Experts now see a fading possibility that the Fed will raise interest rates at this time. Perhaps the fish are scared off. But maybe not.

The economy teeters on edge. The London Telegraph warns that:

The world has taken on too much dollar debt, risking a ‘cascade of disruptions’ for the global financial system when US interest rates rise

Decision time approaches for the US Federal Reserve. It’s been a long time coming. If the Open Market Committee takes the plunge, it will be the first US rate hike in nearly 10 years.

For much of this time, rates have remained close to zero. Admittedly, a rise of just 0.25 percentage points would…be a start, a first baby step on the long march back to interest rate normalisation… In my view the Fed has already left it too long … Leave it too late, and there is a danger of having to play catch up, with much more damaging consequences for consumer spending and business confidence down the line.

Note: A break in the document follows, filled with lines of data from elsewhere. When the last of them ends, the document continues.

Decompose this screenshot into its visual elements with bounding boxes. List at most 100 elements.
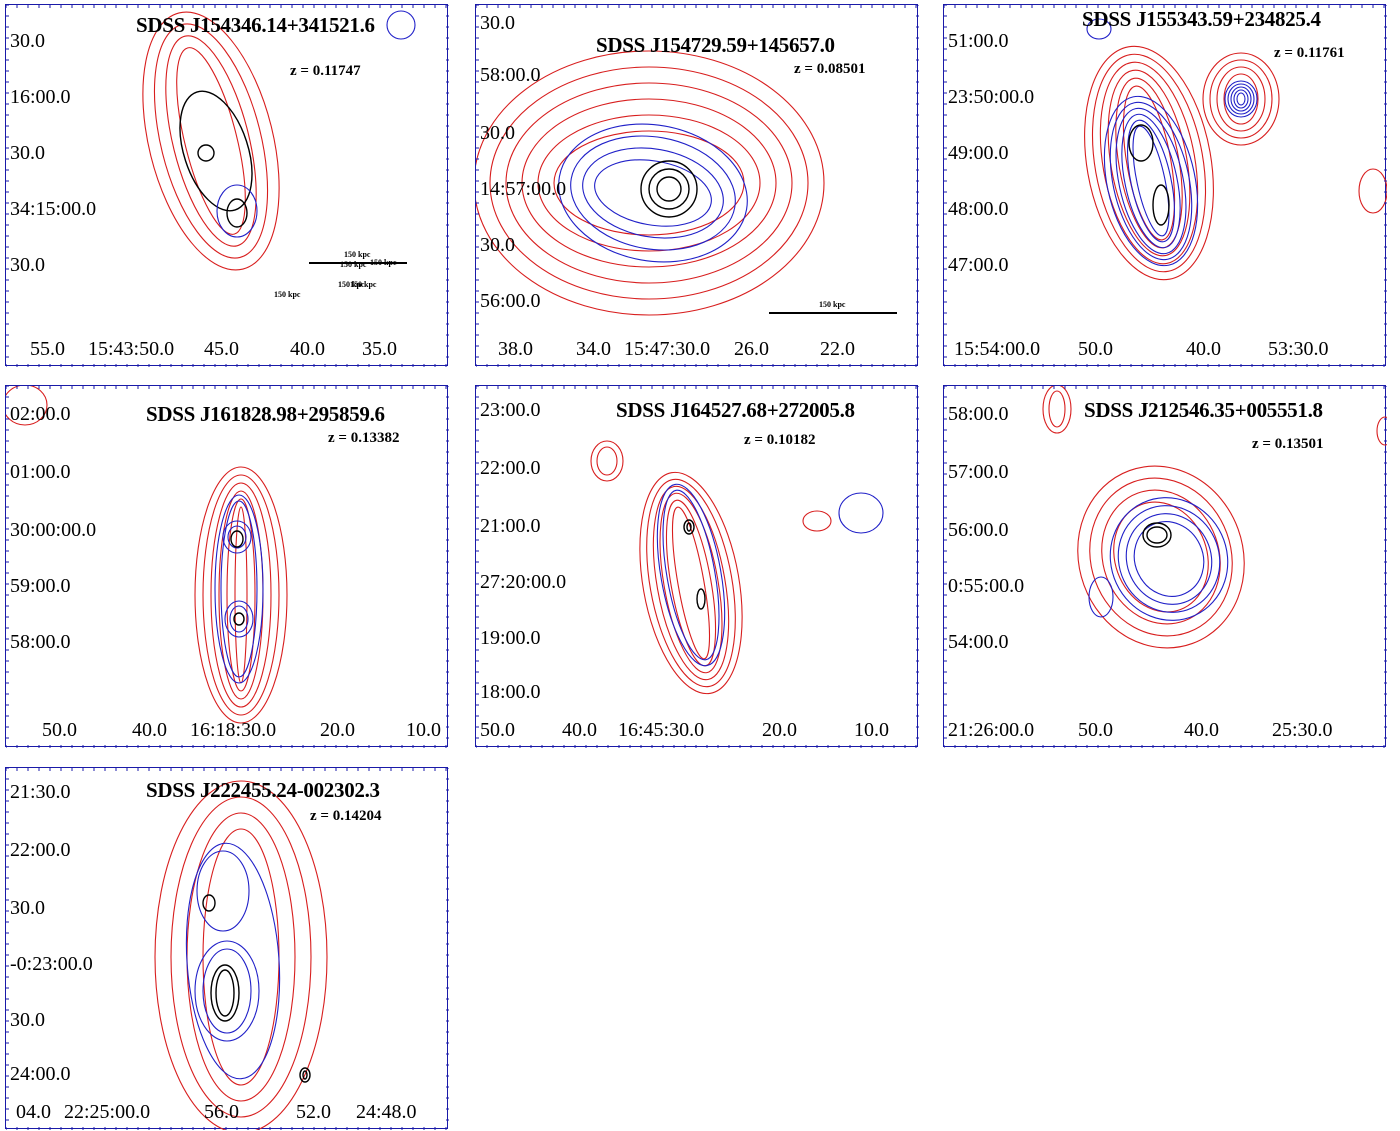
y-tick-label: 49:00.0: [948, 142, 1009, 164]
y-tick-label: 30.0: [10, 897, 45, 919]
y-tick-label: 24:00.0: [10, 1063, 71, 1085]
redshift-label: z = 0.11747: [290, 63, 361, 79]
y-tick-label: 18:00.0: [480, 681, 541, 703]
panel-title: SDSS J161828.98+295859.6: [146, 402, 385, 426]
contour-map: [476, 5, 919, 367]
x-tick-label: 10.0: [854, 719, 889, 741]
contour-map: [6, 386, 449, 748]
y-tick-label: 48:00.0: [948, 198, 1009, 220]
y-tick-label: 56:00.0: [948, 519, 1009, 541]
red-contour-line: [142, 11, 280, 271]
redshift-label: z = 0.14204: [310, 808, 382, 824]
y-tick-label: 22:00.0: [10, 839, 71, 861]
black-contour-line: [299, 1067, 311, 1083]
blue-contour-line: [1086, 18, 1112, 40]
scale-bar-label: 150 kpc: [350, 280, 377, 289]
red-contour-line: [1209, 59, 1273, 139]
blue-contour-line: [1132, 125, 1170, 237]
redshift-label: z = 0.10182: [744, 432, 816, 448]
blue-contour-line: [1109, 497, 1229, 621]
blue-contour-line: [582, 147, 724, 239]
y-tick-label: 0:55:00.0: [948, 575, 1025, 597]
x-tick-label: 22:25:00.0: [64, 1101, 151, 1123]
y-tick-label: 54:00.0: [948, 631, 1009, 653]
black-contour-line: [686, 522, 692, 532]
y-tick-label: 30.0: [10, 30, 45, 52]
y-tick-label: 14:57:00.0: [480, 178, 567, 200]
black-contour-line: [656, 176, 682, 202]
y-tick-label: 30.0: [10, 254, 45, 276]
panel-title: SDSS J222455.24-002302.3: [146, 778, 380, 802]
y-tick-label: 01:00.0: [10, 461, 71, 483]
y-tick-label: 58:00.0: [480, 64, 541, 86]
red-contour-line: [1107, 69, 1191, 257]
contour-panel: SDSS J212546.35+005551.8 z = 0.13501 150 k…: [340, 260, 1387, 748]
x-tick-label: 40.0: [1184, 719, 1219, 741]
x-tick-label: 52.0: [296, 1101, 331, 1123]
contour-map: [944, 5, 1387, 367]
red-contour-line: [210, 482, 272, 708]
blue-contour-line: [662, 489, 720, 661]
x-tick-label: 16:45:30.0: [618, 719, 705, 741]
red-contour-line: [1358, 168, 1387, 214]
blue-contour-line: [229, 605, 249, 633]
x-tick-label: 20.0: [762, 719, 797, 741]
x-tick-label: 22.0: [820, 338, 855, 360]
y-tick-label: 23:50:00.0: [948, 86, 1035, 108]
x-tick-label: 55.0: [30, 338, 65, 360]
x-tick-label: 34.0: [576, 338, 611, 360]
red-contour-line: [1089, 477, 1233, 637]
red-contour-line: [1113, 501, 1209, 613]
blue-contour-line: [1115, 107, 1187, 255]
red-contour-line: [1048, 390, 1066, 428]
red-contour-line: [671, 506, 711, 660]
red-contour-line: [476, 50, 825, 316]
y-tick-label: 30.0: [480, 122, 515, 144]
y-tick-label: 30.0: [480, 12, 515, 34]
x-tick-label: 40.0: [290, 338, 325, 360]
black-contour-line: [683, 519, 695, 535]
x-tick-label: 38.0: [498, 338, 533, 360]
y-tick-label: 16:00.0: [10, 86, 71, 108]
y-tick-label: 34:15:00.0: [10, 198, 97, 220]
black-contour-line: [179, 90, 253, 212]
blue-contour-line: [1117, 505, 1221, 613]
blue-contour-line: [558, 123, 748, 263]
contour-map: [6, 5, 449, 367]
red-contour-line: [1115, 77, 1183, 249]
x-tick-label: 40.0: [132, 719, 167, 741]
y-tick-label: 56:00.0: [480, 290, 541, 312]
y-tick-label: 23:00.0: [480, 399, 541, 421]
red-contour-line: [505, 82, 793, 284]
redshift-label: z = 0.08501: [794, 61, 866, 77]
x-tick-label: 15:54:00.0: [954, 338, 1041, 360]
red-contour-line: [489, 66, 809, 300]
x-tick-label: 04.0: [16, 1101, 51, 1123]
blue-contour-line: [1121, 113, 1181, 249]
red-contour-line: [537, 114, 761, 252]
scale-bar-label: 150 kpc: [344, 250, 371, 259]
x-tick-label: 50.0: [42, 719, 77, 741]
black-contour-line: [226, 198, 248, 228]
black-contour-line: [1142, 522, 1172, 548]
red-contour-line: [1101, 489, 1221, 625]
y-tick-label: 59:00.0: [10, 575, 71, 597]
red-contour-line: [1077, 465, 1245, 649]
blue-contour-line: [1103, 95, 1199, 267]
y-tick-label: 02:00.0: [10, 403, 71, 425]
contour-panel: SDSS J154346.14+341521.6 z = 0.11747 150 k…: [5, 4, 449, 367]
red-contour-line: [165, 35, 257, 247]
black-contour-line: [1128, 124, 1154, 162]
y-tick-label: 57:00.0: [948, 461, 1009, 483]
x-tick-label: 50.0: [480, 719, 515, 741]
red-contour-line: [1042, 386, 1072, 434]
black-contour-line: [1146, 526, 1168, 544]
blue-contour-line: [216, 184, 258, 238]
x-tick-label: 50.0: [1078, 338, 1113, 360]
scale-bar-label: 150 kpc: [370, 258, 397, 267]
contour-panel: SDSS J154729.59+145657.0 z = 0.08501 150 k…: [475, 4, 919, 367]
x-tick-label: 21:26:00.0: [948, 719, 1035, 741]
red-contour-line: [1376, 416, 1387, 446]
panel-title: SDSS J155343.59+234825.4: [1082, 7, 1321, 31]
red-contour-line: [596, 446, 618, 476]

The impact of increasing the interest rate will act as a call on the long lines of cheap credit that have been soaked up by foreign debtors, who have, like so many Americans before them, taken on more than they can handle – way more. Dozens of nations are facing deep debt crises.

Over-extended Americans are also under water, with unaffordable high priced homes, piles of personal, student loan and credit card debt, endangered and underfunded pensions and benefits, and plenty of states and cities standing at the brink of collapse. As the reserve currency is redefined at the global level, the U.S. dollar reserve status is becoming a burden and a weapon in a silent economic war, creating capsizing conditions for developing economies who had hoped to stay afloat:

Yet it is not just the impact on their own economy that members of the Fed’s Open Market Committee have to worry about. The dollar’s dominant reserve currency status makes this a defining moment for the global economy as a whole.

ultra-loose US monetary policy has helped to unleash unsustainable credit booms in many emerging market economies. In today’s global economy, money is fungible, so if the Fed applies lots of stimulus to the US economy, the liquidity leaks out and stimulates other economies, too, often inappropriately.

[…]

Nobody can say they weren’t warned… as US interest rates rise, what is now essentially just a liquidity issue for China and other emerging market economies… could easily turn into a fully-fledged solvency crisis.

Yellen has hardly blinked as observers and experts forecast a bleak scene. She glances at her closely held cards. The beast is readying itself to move. Take hold.